Effect of endoplasmic reticulum stress on laccase production and the 26S proteasome activity in the white rot fungus Trametes versicolor

The ubiquitin-proteasome pathway is a major system for degrading intracellular proteins in eukaryotes. It degrades many important proteins involved in signal transduction, cell cycle progression, and in general metabolism, including key metabolic enzymes and transcription factors. In addition, the ubiquitin-proteasome system is responsible for endoplasmic reticulum-associated degradation. Our previous studies have demonstrated the presence of proteasomes in white rot Basidiomycetes and indicated that ubiquitinproteasome-mediated pathway in Trametes versicolor is involved in the regulation of laccase, a main ligninolytic enzyme of this fungus, upon nutrient starvation as well as in response to cadmium exposure.

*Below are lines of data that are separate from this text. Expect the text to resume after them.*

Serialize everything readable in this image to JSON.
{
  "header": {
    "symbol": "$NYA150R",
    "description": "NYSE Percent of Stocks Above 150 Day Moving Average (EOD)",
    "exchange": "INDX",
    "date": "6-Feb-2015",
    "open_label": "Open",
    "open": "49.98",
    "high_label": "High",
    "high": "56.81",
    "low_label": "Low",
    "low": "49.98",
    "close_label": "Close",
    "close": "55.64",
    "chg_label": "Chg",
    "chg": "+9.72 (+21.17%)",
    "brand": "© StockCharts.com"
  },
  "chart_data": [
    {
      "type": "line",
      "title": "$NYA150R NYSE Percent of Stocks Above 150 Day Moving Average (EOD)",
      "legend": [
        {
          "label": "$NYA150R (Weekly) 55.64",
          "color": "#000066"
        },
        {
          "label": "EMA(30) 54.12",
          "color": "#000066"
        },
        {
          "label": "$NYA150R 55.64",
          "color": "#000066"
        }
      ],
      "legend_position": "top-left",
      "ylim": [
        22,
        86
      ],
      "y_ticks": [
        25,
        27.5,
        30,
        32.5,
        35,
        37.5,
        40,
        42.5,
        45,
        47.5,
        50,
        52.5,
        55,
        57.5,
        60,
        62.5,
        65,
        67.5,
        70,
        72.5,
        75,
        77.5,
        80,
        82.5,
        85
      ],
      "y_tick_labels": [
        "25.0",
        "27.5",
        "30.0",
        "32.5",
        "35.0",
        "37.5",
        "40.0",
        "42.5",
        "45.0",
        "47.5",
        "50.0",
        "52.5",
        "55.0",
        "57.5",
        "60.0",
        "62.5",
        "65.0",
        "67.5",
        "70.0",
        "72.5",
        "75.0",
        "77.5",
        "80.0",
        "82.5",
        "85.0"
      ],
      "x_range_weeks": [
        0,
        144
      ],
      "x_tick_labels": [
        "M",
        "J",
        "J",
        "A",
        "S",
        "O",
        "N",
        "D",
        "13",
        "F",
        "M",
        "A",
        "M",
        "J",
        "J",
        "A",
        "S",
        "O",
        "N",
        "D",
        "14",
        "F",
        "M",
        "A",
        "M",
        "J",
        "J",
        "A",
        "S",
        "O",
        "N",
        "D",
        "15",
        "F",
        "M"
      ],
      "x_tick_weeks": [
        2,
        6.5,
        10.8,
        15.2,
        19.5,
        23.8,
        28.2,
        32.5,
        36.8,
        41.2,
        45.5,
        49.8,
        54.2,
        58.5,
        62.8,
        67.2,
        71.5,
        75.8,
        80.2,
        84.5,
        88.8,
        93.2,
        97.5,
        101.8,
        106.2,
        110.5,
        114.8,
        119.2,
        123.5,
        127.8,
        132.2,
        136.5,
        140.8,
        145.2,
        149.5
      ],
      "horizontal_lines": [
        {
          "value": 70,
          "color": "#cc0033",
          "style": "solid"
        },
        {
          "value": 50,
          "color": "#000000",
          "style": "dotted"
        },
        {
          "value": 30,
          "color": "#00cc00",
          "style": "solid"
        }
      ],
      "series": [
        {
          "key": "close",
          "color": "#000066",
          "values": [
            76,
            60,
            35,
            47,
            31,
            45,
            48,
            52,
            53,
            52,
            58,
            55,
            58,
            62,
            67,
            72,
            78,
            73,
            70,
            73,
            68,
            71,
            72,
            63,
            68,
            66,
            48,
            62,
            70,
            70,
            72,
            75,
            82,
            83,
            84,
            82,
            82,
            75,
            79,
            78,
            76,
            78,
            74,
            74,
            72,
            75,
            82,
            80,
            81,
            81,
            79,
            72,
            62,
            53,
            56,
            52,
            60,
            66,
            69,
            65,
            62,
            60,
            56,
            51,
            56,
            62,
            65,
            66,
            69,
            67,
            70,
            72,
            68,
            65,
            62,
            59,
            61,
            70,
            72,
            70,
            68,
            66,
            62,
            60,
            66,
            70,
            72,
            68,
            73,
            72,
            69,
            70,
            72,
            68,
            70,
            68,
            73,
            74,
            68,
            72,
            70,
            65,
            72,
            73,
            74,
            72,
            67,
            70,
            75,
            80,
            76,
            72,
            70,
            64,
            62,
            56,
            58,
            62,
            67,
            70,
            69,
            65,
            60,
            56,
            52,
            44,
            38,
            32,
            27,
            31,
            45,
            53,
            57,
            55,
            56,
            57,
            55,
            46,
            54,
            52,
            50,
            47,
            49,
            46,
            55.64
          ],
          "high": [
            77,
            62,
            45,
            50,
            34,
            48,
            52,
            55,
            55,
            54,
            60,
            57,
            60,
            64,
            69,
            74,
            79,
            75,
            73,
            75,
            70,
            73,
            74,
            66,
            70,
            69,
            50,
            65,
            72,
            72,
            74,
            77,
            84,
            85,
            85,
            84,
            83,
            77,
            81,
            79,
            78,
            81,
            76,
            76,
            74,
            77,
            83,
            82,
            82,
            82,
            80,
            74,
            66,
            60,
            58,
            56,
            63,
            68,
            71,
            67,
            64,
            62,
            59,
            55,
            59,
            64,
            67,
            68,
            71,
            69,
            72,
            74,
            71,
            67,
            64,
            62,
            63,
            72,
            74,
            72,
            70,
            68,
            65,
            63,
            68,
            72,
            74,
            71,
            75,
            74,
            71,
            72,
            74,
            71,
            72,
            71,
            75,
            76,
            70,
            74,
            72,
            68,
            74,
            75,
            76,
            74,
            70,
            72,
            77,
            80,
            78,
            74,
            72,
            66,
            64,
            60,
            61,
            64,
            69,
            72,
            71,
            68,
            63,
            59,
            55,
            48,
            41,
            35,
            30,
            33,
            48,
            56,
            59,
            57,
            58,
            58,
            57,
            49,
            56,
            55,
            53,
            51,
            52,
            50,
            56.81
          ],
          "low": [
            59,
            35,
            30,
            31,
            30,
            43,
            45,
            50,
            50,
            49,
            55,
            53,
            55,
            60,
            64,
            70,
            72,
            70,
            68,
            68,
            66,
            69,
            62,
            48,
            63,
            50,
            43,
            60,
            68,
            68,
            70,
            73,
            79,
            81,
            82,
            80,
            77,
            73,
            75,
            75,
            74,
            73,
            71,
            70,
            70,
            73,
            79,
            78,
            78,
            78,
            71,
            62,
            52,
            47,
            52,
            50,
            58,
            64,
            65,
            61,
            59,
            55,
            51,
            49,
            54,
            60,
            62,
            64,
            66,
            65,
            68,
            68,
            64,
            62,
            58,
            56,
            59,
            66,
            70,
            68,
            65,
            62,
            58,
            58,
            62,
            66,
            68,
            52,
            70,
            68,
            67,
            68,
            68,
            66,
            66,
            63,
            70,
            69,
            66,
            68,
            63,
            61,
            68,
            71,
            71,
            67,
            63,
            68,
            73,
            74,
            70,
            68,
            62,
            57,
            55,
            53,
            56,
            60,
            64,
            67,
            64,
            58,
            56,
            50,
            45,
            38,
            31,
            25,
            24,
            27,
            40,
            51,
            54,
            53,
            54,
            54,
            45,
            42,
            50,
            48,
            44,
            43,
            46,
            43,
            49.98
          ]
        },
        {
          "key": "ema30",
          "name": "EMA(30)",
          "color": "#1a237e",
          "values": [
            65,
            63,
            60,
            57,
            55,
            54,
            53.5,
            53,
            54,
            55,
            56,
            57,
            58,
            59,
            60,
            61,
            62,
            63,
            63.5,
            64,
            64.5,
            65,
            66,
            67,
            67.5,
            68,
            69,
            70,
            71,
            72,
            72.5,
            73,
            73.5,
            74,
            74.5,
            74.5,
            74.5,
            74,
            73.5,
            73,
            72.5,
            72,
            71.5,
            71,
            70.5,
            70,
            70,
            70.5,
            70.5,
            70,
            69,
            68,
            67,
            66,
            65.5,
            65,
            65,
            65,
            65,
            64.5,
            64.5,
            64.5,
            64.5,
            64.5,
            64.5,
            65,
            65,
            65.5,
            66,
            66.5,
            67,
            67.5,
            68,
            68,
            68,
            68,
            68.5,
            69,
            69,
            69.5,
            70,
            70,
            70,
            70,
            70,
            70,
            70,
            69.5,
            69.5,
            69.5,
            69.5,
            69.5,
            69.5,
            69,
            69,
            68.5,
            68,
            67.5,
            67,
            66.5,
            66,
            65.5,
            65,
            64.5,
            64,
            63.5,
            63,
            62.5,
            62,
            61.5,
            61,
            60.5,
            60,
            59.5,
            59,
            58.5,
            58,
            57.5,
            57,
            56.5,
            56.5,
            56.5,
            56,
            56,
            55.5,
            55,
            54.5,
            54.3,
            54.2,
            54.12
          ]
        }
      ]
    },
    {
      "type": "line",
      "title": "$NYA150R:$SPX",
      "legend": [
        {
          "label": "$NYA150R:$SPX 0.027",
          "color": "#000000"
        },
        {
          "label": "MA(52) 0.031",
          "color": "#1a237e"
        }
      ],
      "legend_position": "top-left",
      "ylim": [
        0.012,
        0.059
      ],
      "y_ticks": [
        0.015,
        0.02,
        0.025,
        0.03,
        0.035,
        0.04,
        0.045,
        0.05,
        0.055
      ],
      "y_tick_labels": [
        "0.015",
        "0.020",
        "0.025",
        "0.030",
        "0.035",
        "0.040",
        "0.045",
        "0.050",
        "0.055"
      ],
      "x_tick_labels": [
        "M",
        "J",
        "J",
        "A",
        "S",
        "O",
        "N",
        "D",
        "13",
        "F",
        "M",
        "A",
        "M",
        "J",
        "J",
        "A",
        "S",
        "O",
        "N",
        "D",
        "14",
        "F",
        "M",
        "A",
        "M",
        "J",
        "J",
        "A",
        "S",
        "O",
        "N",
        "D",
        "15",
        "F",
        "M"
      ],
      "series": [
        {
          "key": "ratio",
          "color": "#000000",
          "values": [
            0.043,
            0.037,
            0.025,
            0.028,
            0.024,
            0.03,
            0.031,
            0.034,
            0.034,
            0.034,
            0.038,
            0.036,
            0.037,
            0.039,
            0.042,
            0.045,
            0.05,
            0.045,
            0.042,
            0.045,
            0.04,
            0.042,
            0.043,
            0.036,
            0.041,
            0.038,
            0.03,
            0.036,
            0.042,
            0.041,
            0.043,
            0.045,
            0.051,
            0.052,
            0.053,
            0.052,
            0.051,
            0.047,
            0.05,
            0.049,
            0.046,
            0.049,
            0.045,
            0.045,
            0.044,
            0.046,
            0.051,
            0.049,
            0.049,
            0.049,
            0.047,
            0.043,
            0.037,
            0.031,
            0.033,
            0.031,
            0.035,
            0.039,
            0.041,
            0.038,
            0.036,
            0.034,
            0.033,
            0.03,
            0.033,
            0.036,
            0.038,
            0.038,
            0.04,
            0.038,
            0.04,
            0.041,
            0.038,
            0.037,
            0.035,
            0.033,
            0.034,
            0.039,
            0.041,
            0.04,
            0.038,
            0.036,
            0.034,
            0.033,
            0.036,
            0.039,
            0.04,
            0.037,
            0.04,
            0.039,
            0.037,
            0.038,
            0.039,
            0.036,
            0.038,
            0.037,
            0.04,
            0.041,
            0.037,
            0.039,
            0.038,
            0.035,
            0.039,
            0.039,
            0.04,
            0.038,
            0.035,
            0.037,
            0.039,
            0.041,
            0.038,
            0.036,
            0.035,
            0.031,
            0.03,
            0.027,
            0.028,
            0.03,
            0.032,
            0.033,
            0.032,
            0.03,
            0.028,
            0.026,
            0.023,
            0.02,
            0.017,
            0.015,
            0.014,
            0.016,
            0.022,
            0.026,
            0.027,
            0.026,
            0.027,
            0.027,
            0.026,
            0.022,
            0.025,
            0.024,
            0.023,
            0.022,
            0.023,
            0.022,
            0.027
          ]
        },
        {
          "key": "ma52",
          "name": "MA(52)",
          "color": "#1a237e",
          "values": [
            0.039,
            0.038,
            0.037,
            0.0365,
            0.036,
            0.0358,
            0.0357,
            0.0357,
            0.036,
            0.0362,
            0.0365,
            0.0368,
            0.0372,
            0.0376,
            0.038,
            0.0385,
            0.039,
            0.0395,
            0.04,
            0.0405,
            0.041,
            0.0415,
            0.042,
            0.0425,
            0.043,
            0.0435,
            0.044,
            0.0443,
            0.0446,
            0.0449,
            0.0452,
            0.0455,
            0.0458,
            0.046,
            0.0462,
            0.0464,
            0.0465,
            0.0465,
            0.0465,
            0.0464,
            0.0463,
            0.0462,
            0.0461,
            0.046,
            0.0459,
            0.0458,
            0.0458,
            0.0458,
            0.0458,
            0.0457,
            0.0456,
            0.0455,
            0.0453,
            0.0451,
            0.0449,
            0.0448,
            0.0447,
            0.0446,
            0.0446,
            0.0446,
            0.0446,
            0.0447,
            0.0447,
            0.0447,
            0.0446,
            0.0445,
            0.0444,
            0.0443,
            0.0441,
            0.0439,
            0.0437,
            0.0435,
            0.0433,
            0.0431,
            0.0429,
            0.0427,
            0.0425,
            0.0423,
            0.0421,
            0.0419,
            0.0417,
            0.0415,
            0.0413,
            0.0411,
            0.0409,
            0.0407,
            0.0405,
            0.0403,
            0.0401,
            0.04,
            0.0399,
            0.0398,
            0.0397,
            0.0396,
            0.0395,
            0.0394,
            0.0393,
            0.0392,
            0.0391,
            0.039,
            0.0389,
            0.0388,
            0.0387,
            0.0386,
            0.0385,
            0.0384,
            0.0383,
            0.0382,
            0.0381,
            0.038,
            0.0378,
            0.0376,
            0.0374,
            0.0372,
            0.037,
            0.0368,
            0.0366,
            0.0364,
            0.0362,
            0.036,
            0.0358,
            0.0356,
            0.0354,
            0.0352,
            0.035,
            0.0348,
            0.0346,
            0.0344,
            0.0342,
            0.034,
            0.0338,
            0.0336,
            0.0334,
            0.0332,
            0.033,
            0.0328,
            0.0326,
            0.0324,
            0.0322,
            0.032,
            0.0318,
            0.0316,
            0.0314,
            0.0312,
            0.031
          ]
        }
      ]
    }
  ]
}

Fungal laccases are useful biocatalysts in a wide range of biotechnological applications. Here, we studied the effects of tunicamycin-induced endoplasmic reticulum stress on laccase activity and the 26S proteasomemediated proteolysis in nitrogen-sufficient and nitrogen-deprived cultures of T. versicolor. We found that short-term ER stress (6 h) leads to inhibition of both laccase activity and the 26S proteasome activity. This effect was more pronounced in the nitrogen-deprived cultures. However, after prolonged ER stress (24 h) laccase activity in tunicamycin-treated cultures recovered to levels comparable to those of untreated cultures. In contrast to what was observed after short-term stress, a 24-h tunicamycin treatment resulted in a significant increase in the 26S proteasome activity detected in mycelia from nitrogen-sufficient and nitrogen-deprived cultures (approximately 1.5-fold and 2-fold increase, respectively). Moreover, we found that blocking of proteasome function in T. versicolor subjected to prolonged ER stress resulted in a decrease of laccase activity. These findings suggest a potential role of the proteasome-mediated degradation as an important mechanism by which laccase is regulated under prolonged ER stress.